With Rafi’s grandmother coming to visit, he asks Miloni to pose as his new fiancée, and as they engage in this ruse, the pair forms a genuine bond that neither could have really expected. We in the audience, well, we definitely could have expected it. That’s just how things like this go. Yet, we don’t have very many of the typical plot beats. There’s no moment where Rafi and Miloni are put on the spot to improvise a “how we met” scenario with comically conflicting information and zany back pedaling. There’s no scene where a recently angered Miloni is driving off to an unspecified future much to the chagrin of Rafi who finds himself running through traffic to catch her while the Gin Blossoms play in the background. Miloni doesn’t have a sassy group of friends who say hilariously opinionated things while playfully talking smack on their husbands.

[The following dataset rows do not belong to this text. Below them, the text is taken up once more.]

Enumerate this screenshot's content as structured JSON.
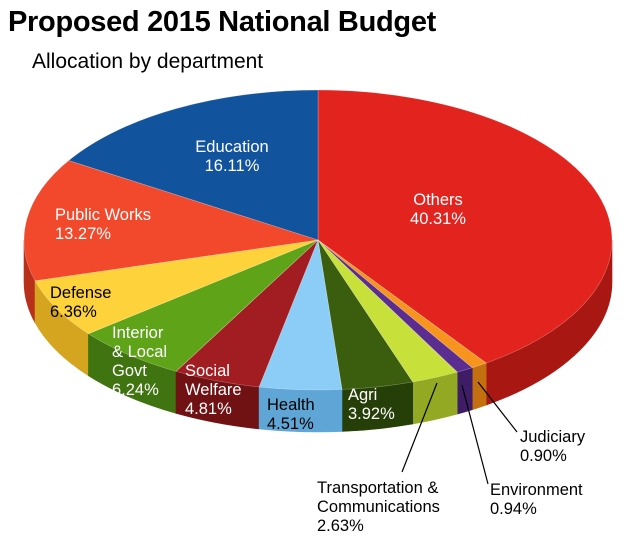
{
  "chart_data": {
    "type": "pie",
    "style": "3d",
    "title": "Proposed 2015 National Budget",
    "subtitle": "Allocation by department",
    "slices": [
      {
        "name": "Others",
        "label_lines": [
          "Others"
        ],
        "value_text": "40.31%",
        "value": 40.31,
        "color": "#e2231e",
        "side_color": "#a81712",
        "label_color": "#ffffff",
        "label_pos": "inside"
      },
      {
        "name": "Judiciary",
        "label_lines": [
          "Judiciary"
        ],
        "value_text": "0.90%",
        "value": 0.9,
        "color": "#f7941d",
        "side_color": "#c46f10",
        "label_color": "#000000",
        "label_pos": "callout"
      },
      {
        "name": "Environment",
        "label_lines": [
          "Environment"
        ],
        "value_text": "0.94%",
        "value": 0.94,
        "color": "#5c2d91",
        "side_color": "#3e1d66",
        "label_color": "#000000",
        "label_pos": "callout"
      },
      {
        "name": "Transportation & Communications",
        "label_lines": [
          "Transportation &",
          "Communications"
        ],
        "value_text": "2.63%",
        "value": 2.63,
        "color": "#c8e03a",
        "side_color": "#93a924",
        "label_color": "#000000",
        "label_pos": "callout"
      },
      {
        "name": "Agri",
        "label_lines": [
          "Agri"
        ],
        "value_text": "3.92%",
        "value": 3.92,
        "color": "#3b5e0e",
        "side_color": "#263f08",
        "label_color": "#ffffff",
        "label_pos": "inside"
      },
      {
        "name": "Health",
        "label_lines": [
          "Health"
        ],
        "value_text": "4.51%",
        "value": 4.51,
        "color": "#8ccdf7",
        "side_color": "#5fa6d6",
        "label_color": "#000000",
        "label_pos": "inside"
      },
      {
        "name": "Social Welfare",
        "label_lines": [
          "Social",
          "Welfare"
        ],
        "value_text": "4.81%",
        "value": 4.81,
        "color": "#a21d21",
        "side_color": "#701214",
        "label_color": "#ffffff",
        "label_pos": "inside"
      },
      {
        "name": "Interior & Local Govt",
        "label_lines": [
          "Interior",
          "& Local",
          "Govt"
        ],
        "value_text": "6.24%",
        "value": 6.24,
        "color": "#5fa319",
        "side_color": "#3f7410",
        "label_color": "#ffffff",
        "label_pos": "inside"
      },
      {
        "name": "Defense",
        "label_lines": [
          "Defense"
        ],
        "value_text": "6.36%",
        "value": 6.36,
        "color": "#fdd23a",
        "side_color": "#d6a51f",
        "label_color": "#000000",
        "label_pos": "inside"
      },
      {
        "name": "Public Works",
        "label_lines": [
          "Public Works"
        ],
        "value_text": "13.27%",
        "value": 13.27,
        "color": "#f2482b",
        "side_color": "#b8301a",
        "label_color": "#ffffff",
        "label_pos": "inside"
      },
      {
        "name": "Education",
        "label_lines": [
          "Education"
        ],
        "value_text": "16.11%",
        "value": 16.11,
        "color": "#12539d",
        "side_color": "#0b3a70",
        "label_color": "#ffffff",
        "label_pos": "inside"
      }
    ]
  }
}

Rafi isn’t tasked with a buddy who gives him explicitly anti-romantic advice because he was once wronged by a lover and it broke him (but it was really his fault). Nope, none of that.

What Photograph does have is a deliberately paced, quiet romance blossoming between two people who are very distinctly not looking for it. Both are on a quest of self-discovery, and each are semi-reluctantly finding it through the other. While their chemistry doesn’t really pop off of the screen, that’s hardly the intention of Photograph. Instead, their bond is a cautious one, one which sees both parties giving consideration to the social customs that their friends and family innocently pressure them into following. Rafi and Miloni are drawn to one another but are resistant to giving in to an unplanned romantic detour.

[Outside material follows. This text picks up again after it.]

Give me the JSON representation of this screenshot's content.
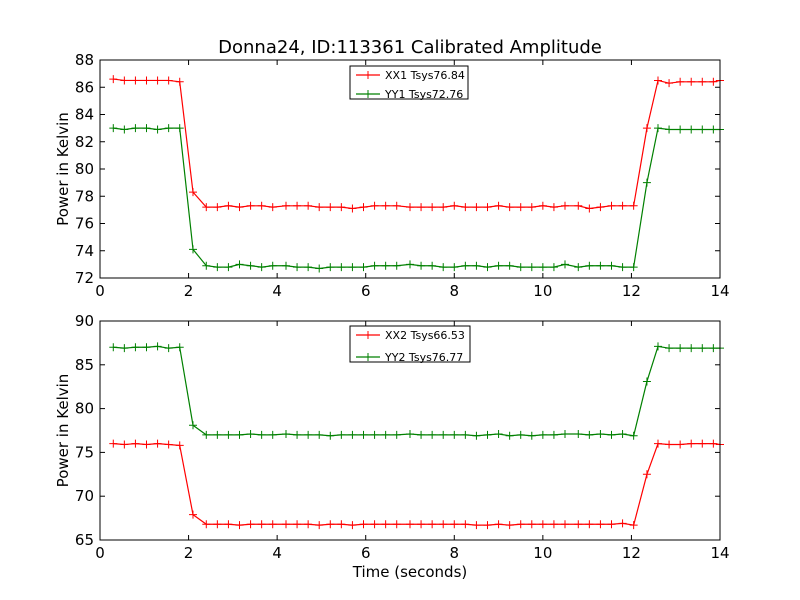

The metered pace does hurt the film at points, especially since a lot of the plot is assumed. For example, we never actually see Rafi pitching his ruse to Miloni. He just sits next to her on a bus one day, and shortly thereafter their fake engagement is set into motion. Had I not read the plot synopsis beforehand, it may have taken me a while (perhaps too long) to figure out just what was happening. At the same time, I wonder if this is because Photograph is a foreign film, ostensibly made with a more local audience in mind. With social customs being different in Mumbai, we can reasonably assume that certain informational holes are filled in by the lived experience of the intended audience. Since the rules and roles are different ‘round these parts, I happily accept the responsibility to educate myself rather than hold the film narratively liable.
Because in the end, it’s the depiction of cultural differences in life planning, gender expectations, and general outlook that make Photograph a film that I keep thinking back on. This is due in equal parts to the charming central performances, the assured direction by Ritesh Batra, and the warm humor that comes from believable family bonds. Most of all, my fondness for Photograph comes from its function as a window into a world that I don’t typically get to see.
Photograph opens in Philly theaters today.